Farmers looking to make better silage in 2021 to reduce reliance on bought-in feeds should start planning now, urges Volac silage specialist, Ken Stroud, to allow time for appropriate actions. Based on experience, he offers a timely five-point plan.
- Review your silage analysis
Begin by examining the analysis of your 2020 silage, says Mr Stroud. Did it turn out as well as expected? Or are there areas for improvement?

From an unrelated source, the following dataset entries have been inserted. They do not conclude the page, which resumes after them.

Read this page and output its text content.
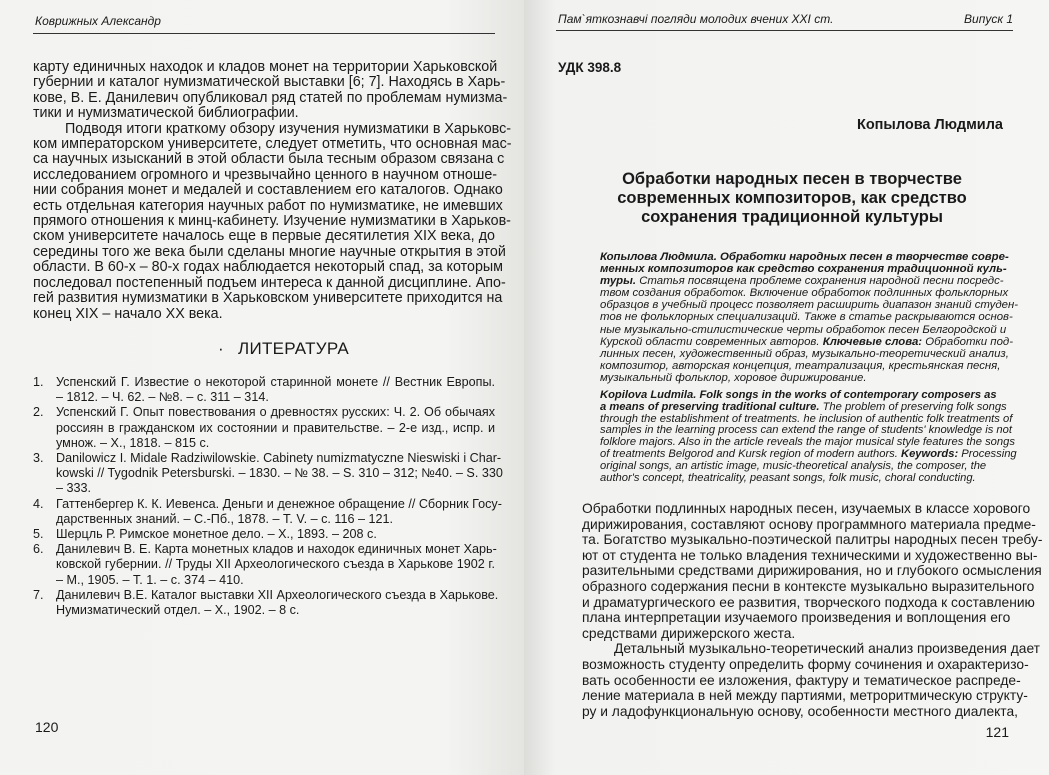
Коврижных Александр
карту единичных находок и кладов монет на территории Харьковской
губернии и каталог нумизматической выставки [6; 7]. Находясь в Харь-
кове, В. Е. Данилевич опубликовал ряд статей по проблемам нумизма-
тики и нумизматической библиографии.
Подводя итоги краткому обзору изучения нумизматики в Харьковс-
ком императорском университете, следует отметить, что основная мас-
са научных изысканий в этой области была тесным образом связана с
исследованием огромного и чрезвычайно ценного в научном отноше-
нии собрания монет и медалей и составлением его каталогов. Однако
есть отдельная категория научных работ по нумизматике, не имевших
прямого отношения к минц-кабинету. Изучение нумизматики в Харьков-
ском университете началось еще в первые десятилетия XIX века, до
середины того же века были сделаны многие научные открытия в этой
области. В 60-х – 80-х годах наблюдается некоторый спад, за которым
последовал постепенный подъем интереса к данной дисциплине. Апо-
гей развития нумизматики в Харьковском университете приходится на
конец XIX – начало XX века.
· ЛИТЕРАТУРА
1. Успенский Г. Известие о некоторой старинной монете // Вестник Европы.
– 1812. – Ч. 62. – №8. – с. 311 – 314.
2. Успенский Г. Опыт повествования о древностях русских: Ч. 2. Об обычаях
россиян в гражданском их состоянии и правительстве. – 2-е изд., испр. и
умнож. – Х., 1818. – 815 с.
3. Danilowicz I. Midale Radziwilowskie. Cabinety numizmatyczne Nieswiski i Char-
kowski // Tygodnik Petersburski. – 1830. – № 38. – S. 310 – 312; №40. – S. 330
– 333.
4. Гаттенбергер К. К. Иевенса. Деньги и денежное обращение // Сборник Госу-
дарственных знаний. – С.-Пб., 1878. – Т. V. – с. 116 – 121.
5. Шерцль Р. Римское монетное дело. – Х., 1893. – 208 с.
6. Данилевич В. Е. Карта монетных кладов и находок единичных монет Харь-
ковской губернии. // Труды XII Археологического съезда в Харькове 1902 г.
– М., 1905. – Т. 1. – с. 374 – 410.
7. Данилевич В.Е. Каталог выставки XII Археологического съезда в Харькове.
Нумизматический отдел. – Х., 1902. – 8 с.
120
Пам`яткознавчі погляди молодих вчених XXI ст.	Випуск 1
УДК 398.8
Копылова Людмила
Обработки народных песен в творчестве
современных композиторов, как средство
сохранения традиционной культуры
Копылова Людмила. Обработки народных песен в творчестве совре-
менных композиторов как средство сохранения традиционной куль-
туры. Статья посвящена проблеме сохранения народной песни посредс-
твом создания обработок. Включение обработок подлинных фольклорных
образцов в учебный процесс позволяет расширить диапазон знаний студен-
тов не фольклорных специализаций. Также в статье раскрываются основ-
ные музыкально-стилистические черты обработок песен Белгородской и
Курской области современных авторов. Ключевые слова: Обработки под-
линных песен, художественный образ, музыкально-теоретический анализ,
композитор, авторская концепция, театрализация, крестьянская песня,
музыкальный фольклор, хоровое дирижирование.
Kopilova Ludmila. Folk songs in the works of contemporary composers as
a means of preserving traditional culture. The problem of preserving folk songs
through the establishment of treatments. he inclusion of authentic folk treatments of
samples in the learning process can extend the range of students' knowledge is not
folklore majors. Also in the article reveals the major musical style features the songs
of treatments Belgorod and Kursk region of modern authors. Keywords: Processing
original songs, an artistic image, music-theoretical analysis, the composer, the
author's concept, theatricality, peasant songs, folk music, choral conducting.
Обработки подлинных народных песен, изучаемых в классе хорового
дирижирования, составляют основу программного материала предме-
та. Богатство музыкально-поэтической палитры народных песен требу-
ют от студента не только владения техническими и художественно вы-
разительными средствами дирижирования, но и глубокого осмысления
образного содержания песни в контексте музыкально выразительного
и драматургического ее развития, творческого подхода к составлению
плана интерпретации изучаемого произведения и воплощения его
средствами дирижерского жеста.
Детальный музыкально-теоретический анализ произведения дает
возможность студенту определить форму сочинения и охарактеризо-
вать особенности ее изложения, фактуру и тематическое распреде-
ление материала в ней между партиями, метроритмическую структу-
ру и ладофункциональную основу, особенности местного диалекта,
121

“If metabolisable energy (ME) is low, swards may have deteriorated to include less nutritious grasses, making some reseeding necessary. Alternatively, the way silage is made may need attention. This could mean cutting grass younger while it’s more digestible, wilting faster to minimise in-field energy losses, or improving fermentation so that energy is conserved better in the clamp. The average ME of UK silage has been static at about 10.6 for years. We should be aiming for an absolute minimum of 11,” he adds.
- Communicate with your contractor
If using a contractor for silaging, Mr Stroud says early and regular communication with them is key. “For good silage, grass needs mowing and harvesting at its nutritional peak, not a week or two later. After heading, grass digestibility falls by about 0.5% a day.
“Understand your contractor’s time constraints and inform them of yours. If you’re making changes – for example cutting earlier because you’re moving to multi-cut silage – they need to know. It’s amazing how many farmers call contractors at the last minute.
“If making silage yourself, ensure all machines are fully working and serviced – again to minimise quality-reducing delays.”
- Prepare the clamp
As the ‘storage container’ for your silage for at least half a year, don’t let the condition of your clamp undo all the hard work put into other areas of silage-making, says Mr Stroud.
“Many farms had problems with silage heating in 2020, which happens when air gets in and allows growth of yeast and mould. Some of this was because silage was made too dry. But I’ve seen cases where weak walls prevented clamps being consolidated to the edges, leaving air gaps. As well as cleaning clamps, repair walls so they are up to the job.”
- Have materials ready
Don’t compromise silage quality or quantity by getting to harvest and finding you haven’t got all the necessary materials for a good preservation, Mr Stroud advises. Start by ensuring you have enough of the correct additive, he adds.
“The final few grass loads on top of the clamp are the most vulnerable to spoilage. Yet these will be the ones left untreated if additive is short. If making silage up to 30% dry matter (DM), look for an additive to improve fermentation, such as Ecosyl. For drier or more fibrous silage where heating is a concern, consider a dual-acting additive such as Ecocool, designed to improve fermentation and inhibit yeasts and moulds. Similarly, ensure you have enough sheeting to keep the clamp airtight, not just for the top but also for lining the walls.”
- Have a plan B
Map out everything you need for good silage, says Mr Stroud, but also have a plan B in case something changes. For example, the weather can be notoriously fickle, he notes.
“If it turns wet, be prepared to set the harvester to chop grass longer to stop clamp slippage. If it’s dry, you may need to chop shorter so it’s easier to compact. Remember, grass could be 30% DM when you start harvesting, but 35% DM once the sun has been on it longer. Again, this could affect the last few loads on top of the clamp.
“Similarly, have a plan B if it looks like you’ll be short of silage: this could include ensiling some cereal as wholecrop. Even if you end up with plenty of silage later, you’ll be better off because you’ll have carryover stock for the future,” he adds.